So, back to Christmas morning 2007. Momma (aka, I) was pretty excited to see the rather large wrapped present under the tree from Husband Santa. Then, I opened it to find a stainless steel meat grinder and hope springing eternal, I thought, “Why I bet Husband Santa put a nice little sparkly pair of earrings in the grinder or something.” But no, the grinder box had been taped shut at the factory.
That was it. A meat grinder for Christmas. I thought about trading him the grinder for the gift that Santa Wife brought him – a bison leather laptop and briefcase combo from Coronado Leather. Let’s just say the kids still talk about that Christmas … “Hey, do you remember when Dad bought Mom the meat grinder for Christmas, and she cried?”

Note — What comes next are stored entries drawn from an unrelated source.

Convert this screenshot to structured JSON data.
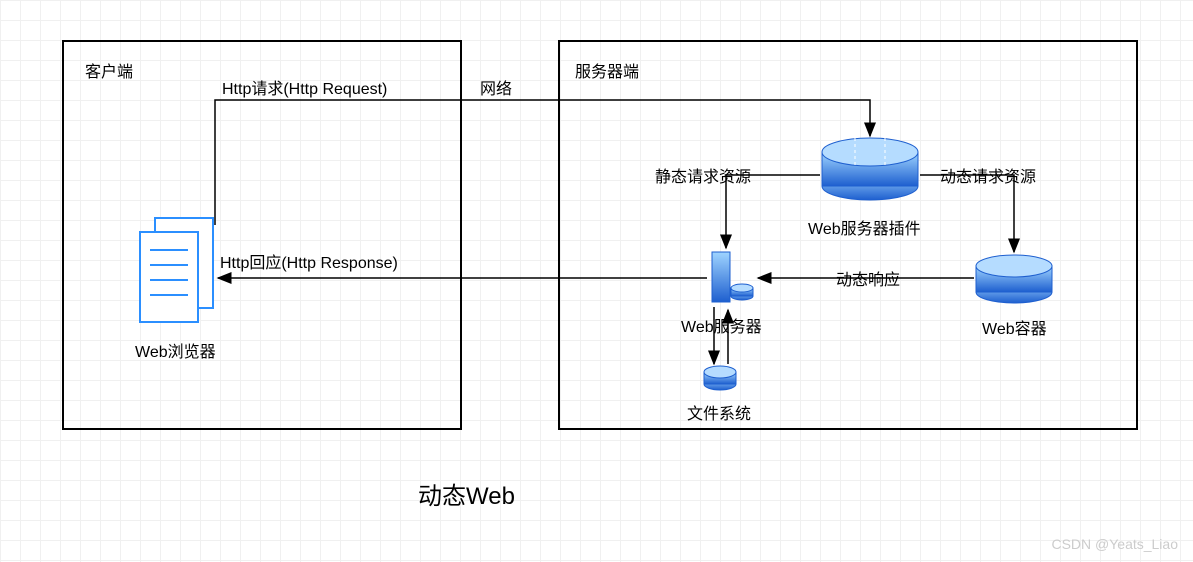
{
  "client": {
    "box_title": "客户端",
    "browser_label": "Web浏览器",
    "http_request": "Http请求(Http Request)",
    "http_response": "Http回应(Http Response)"
  },
  "network": "网络",
  "server": {
    "box_title": "服务器端",
    "static_request": "静态请求资源",
    "dynamic_request": "动态请求资源",
    "web_server_plugin": "Web服务器插件",
    "web_server": "Web服务器",
    "dynamic_response": "动态响应",
    "web_container": "Web容器",
    "file_system": "文件系统"
  },
  "title": "动态Web",
  "watermark": "CSDN @Yeats_Liao"
}
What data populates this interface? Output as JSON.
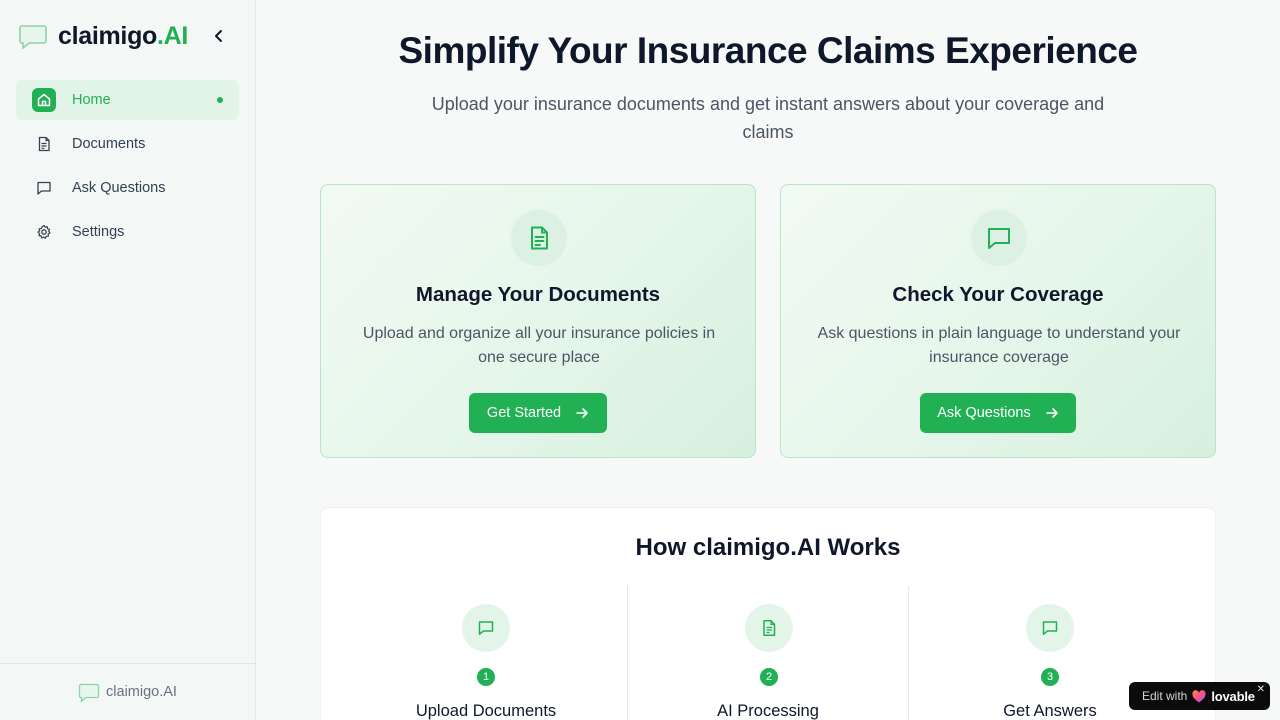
{
  "sidebar": {
    "brand": {
      "name": "claimigo",
      "suffix": ".AI"
    },
    "collapse_icon": "chevron-left-icon",
    "items": [
      {
        "label": "Home",
        "icon": "home-icon",
        "active": true
      },
      {
        "label": "Documents",
        "icon": "file-text-icon",
        "active": false
      },
      {
        "label": "Ask Questions",
        "icon": "message-square-icon",
        "active": false
      },
      {
        "label": "Settings",
        "icon": "gear-icon",
        "active": false
      }
    ],
    "footer_label": "claimigo.AI"
  },
  "hero": {
    "title": "Simplify Your Insurance Claims Experience",
    "subtitle": "Upload your insurance documents and get instant answers about your coverage and claims"
  },
  "cards": [
    {
      "title": "Manage Your Documents",
      "description": "Upload and organize all your insurance policies in one secure place",
      "button": "Get Started",
      "icon": "file-text-icon"
    },
    {
      "title": "Check Your Coverage",
      "description": "Ask questions in plain language to understand your insurance coverage",
      "button": "Ask Questions",
      "icon": "message-square-icon"
    }
  ],
  "how": {
    "title": "How claimigo.AI Works",
    "steps": [
      {
        "number": "1",
        "title": "Upload Documents",
        "icon": "message-square-icon"
      },
      {
        "number": "2",
        "title": "AI Processing",
        "icon": "file-text-icon"
      },
      {
        "number": "3",
        "title": "Get Answers",
        "icon": "message-square-icon"
      }
    ]
  },
  "badge": {
    "prefix": "Edit with",
    "brand": "lovable",
    "close": "✕"
  },
  "colors": {
    "accent": "#22b055",
    "text": "#0f172a",
    "muted": "#4b5563",
    "background": "#f6f9f7"
  }
}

I know it was the steroids, though, because I felt like crushing a beer can on my head, too.
So, Grind a Pound for Me!
Last December I shot two does within 30 seconds on hunting grounds in northern Missouri, and the big doe weighed in at 186 pounds after being field dressed. The smaller one weighed about 120. That’s a lot of meat and what better way to bring the whole experience around than to grind it up and package it at home? The gals at the Women in the Outdoors Event and I butchered 7 deer in the shed while our guides watched a football game with their eyes closed that afternoon. Later, my husband commented, “Do you gals know what a roast is?” There were lots of strips and bits in bags.
So, not only did I buy sausage casings, but seasonings and other contraptions for the grinder, like a sausage shooter tallywhampus. I learned how to fold sausages so that one four-foot section became 8 or 10 sausages. It was like learning balloon art. Sausage art. I made an elephant. Not really.
And now, there’s another sausage, er hunting season, coming. We’ve already sighted in our rifles, have been pulling our bows, set up the stands, and keep checking the game cameras regularly. Soon we’ll be out with either bows or rifles.
One thing I’ve learned though … once you’re hooked on grinding your own venison [or insert your own wild game preference here], you too will figure out that a grinder might just be the best Christmas present for the one you love!